By the time he had opened his sixth Dunkin’ Donuts, as the shops were now called, in 1955, Rosenberg decided that future expansion should be according to the franchise model, whereby the parent company sells a license to operate the business in a particular location to an individual owner. Five years later, he founded the International Franchise Association, a trade organization that helped to modernize and make more honest the existing business model.

Rosenberg’s early mentor at Jack and Jill had been an accountant named Harry Winokur. Winokur not only became Rosenberg’s investor at Dunkin’, but also his brother-in-law. But Winokur disagreed with Rosenberg’s plan to sell franchises, and decided he wanted out, selling his shares to his brother-in-law. He also started his own doughnut firm, Mister Donut, which became America’s second-largest doughnut chain. Later, both companies were purchased by larger conglomerates, and Mister Donut’s franchisees in the U.S. (Winokur changed his mind about the business model) were given the option of becoming Dunkin’ outlets. Nearly all of them did, so that today, the name Mister Donuts exists only in Japan. Bill Rosenberg and Harry Winokur’s sister divorced in 1978.

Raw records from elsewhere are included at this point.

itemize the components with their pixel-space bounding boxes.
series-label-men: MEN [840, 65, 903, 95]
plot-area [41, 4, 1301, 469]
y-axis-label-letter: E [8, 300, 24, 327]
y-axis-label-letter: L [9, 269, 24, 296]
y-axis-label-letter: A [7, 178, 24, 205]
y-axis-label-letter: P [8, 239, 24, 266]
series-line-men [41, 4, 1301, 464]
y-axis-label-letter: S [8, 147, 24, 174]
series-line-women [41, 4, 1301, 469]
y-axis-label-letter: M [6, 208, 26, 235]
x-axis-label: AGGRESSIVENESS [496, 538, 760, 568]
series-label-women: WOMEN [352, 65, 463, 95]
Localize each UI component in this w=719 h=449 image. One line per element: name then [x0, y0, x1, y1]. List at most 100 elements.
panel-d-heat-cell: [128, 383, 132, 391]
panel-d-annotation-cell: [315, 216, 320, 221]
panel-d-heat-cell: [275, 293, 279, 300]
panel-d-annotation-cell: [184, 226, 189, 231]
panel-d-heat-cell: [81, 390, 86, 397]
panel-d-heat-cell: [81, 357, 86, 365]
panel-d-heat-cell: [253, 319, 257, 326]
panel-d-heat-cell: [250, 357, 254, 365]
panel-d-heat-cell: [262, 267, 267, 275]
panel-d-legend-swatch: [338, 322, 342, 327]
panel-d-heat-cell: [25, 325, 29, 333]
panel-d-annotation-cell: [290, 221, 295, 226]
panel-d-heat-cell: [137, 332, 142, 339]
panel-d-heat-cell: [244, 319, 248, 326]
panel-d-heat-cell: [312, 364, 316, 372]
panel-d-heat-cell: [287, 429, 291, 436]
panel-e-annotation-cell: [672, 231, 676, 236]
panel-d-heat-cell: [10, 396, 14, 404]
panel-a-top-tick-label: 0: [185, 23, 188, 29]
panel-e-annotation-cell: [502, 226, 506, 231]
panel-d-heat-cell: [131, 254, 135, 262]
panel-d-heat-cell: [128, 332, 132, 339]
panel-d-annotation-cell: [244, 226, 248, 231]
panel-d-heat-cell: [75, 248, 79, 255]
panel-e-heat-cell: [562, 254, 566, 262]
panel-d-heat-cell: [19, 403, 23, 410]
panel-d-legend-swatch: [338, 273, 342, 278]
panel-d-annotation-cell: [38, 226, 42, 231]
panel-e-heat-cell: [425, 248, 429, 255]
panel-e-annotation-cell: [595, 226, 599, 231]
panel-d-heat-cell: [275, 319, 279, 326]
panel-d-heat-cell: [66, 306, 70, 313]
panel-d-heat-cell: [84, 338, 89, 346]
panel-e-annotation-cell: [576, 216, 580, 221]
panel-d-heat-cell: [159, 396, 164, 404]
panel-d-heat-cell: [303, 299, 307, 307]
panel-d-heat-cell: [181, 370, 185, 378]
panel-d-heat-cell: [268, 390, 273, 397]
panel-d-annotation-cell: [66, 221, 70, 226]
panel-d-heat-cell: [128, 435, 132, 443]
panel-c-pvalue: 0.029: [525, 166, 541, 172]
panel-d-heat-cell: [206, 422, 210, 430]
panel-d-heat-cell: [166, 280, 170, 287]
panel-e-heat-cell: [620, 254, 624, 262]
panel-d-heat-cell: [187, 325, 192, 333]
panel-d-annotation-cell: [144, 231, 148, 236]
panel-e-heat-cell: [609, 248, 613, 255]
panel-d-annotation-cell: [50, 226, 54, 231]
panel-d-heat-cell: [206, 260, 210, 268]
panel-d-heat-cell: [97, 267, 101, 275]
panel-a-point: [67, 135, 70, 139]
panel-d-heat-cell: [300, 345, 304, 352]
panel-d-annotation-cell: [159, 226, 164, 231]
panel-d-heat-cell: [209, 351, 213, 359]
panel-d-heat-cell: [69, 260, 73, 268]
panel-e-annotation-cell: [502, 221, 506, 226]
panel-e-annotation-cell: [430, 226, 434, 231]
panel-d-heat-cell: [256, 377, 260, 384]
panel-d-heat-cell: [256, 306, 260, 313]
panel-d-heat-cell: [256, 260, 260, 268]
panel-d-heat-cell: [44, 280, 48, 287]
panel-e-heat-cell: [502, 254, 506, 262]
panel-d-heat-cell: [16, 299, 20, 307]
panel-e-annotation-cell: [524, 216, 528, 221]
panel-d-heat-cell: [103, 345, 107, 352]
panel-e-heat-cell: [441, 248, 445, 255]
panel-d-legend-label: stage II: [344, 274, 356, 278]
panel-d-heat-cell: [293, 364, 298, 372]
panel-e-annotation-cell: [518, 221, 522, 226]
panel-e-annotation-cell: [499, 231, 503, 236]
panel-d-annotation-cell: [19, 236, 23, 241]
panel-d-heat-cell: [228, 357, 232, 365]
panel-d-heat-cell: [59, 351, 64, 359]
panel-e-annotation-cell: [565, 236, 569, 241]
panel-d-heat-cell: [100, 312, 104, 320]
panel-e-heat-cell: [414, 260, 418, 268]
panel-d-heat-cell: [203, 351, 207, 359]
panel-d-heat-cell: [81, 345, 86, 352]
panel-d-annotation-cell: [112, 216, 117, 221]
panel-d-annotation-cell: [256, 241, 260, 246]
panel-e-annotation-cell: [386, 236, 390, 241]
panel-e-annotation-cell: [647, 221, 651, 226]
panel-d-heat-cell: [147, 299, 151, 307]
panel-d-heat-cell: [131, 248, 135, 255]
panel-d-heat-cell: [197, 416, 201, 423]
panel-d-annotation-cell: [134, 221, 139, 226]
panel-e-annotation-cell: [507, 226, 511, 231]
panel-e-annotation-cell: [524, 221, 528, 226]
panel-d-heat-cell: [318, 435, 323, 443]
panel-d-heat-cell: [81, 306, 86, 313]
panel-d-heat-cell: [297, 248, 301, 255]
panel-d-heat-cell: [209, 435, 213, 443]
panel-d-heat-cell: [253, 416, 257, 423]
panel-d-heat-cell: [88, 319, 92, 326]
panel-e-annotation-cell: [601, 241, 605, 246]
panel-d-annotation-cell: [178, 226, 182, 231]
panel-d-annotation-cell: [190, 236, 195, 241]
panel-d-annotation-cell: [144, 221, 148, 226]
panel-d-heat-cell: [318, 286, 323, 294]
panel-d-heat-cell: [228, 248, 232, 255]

A Dunkin’ franchise opened in Israel in 1996, with its flagship chain at Rabin Square, in Tel Aviv. After initially promising indicators, however, the local branches all shut down, and by 2001, the brand had locally disappeared.

The original Dunkin' Dounuts in Quincy, Massachusetts, after its renovation in the 2000s.Credit: Wikimedia Commons

Today, Dunkin’ Brands, the parent company of the chain, is owned by a consortium of private-equity firms – Bain Capital, the Carlyle Group and Thomas H. Lee. International sales were $6 billion in 2010. The company also includes ownership of the Baskin-Robbins ice cream chain.

Rosenberg retired from the doughnut business in 1988, and devoted himself fulltime to his avocation, breeding horses for harness racing. He also was involved in philanthropy, setting up a program in business franchising at the University of New Hampshire (where his horse-breeding farm was situated) and in medicine at the Dana Farber Cancer Center, in Boston.

He died on September 22, 2002, at age 86, at his home, in Mashpee, Massachusetts.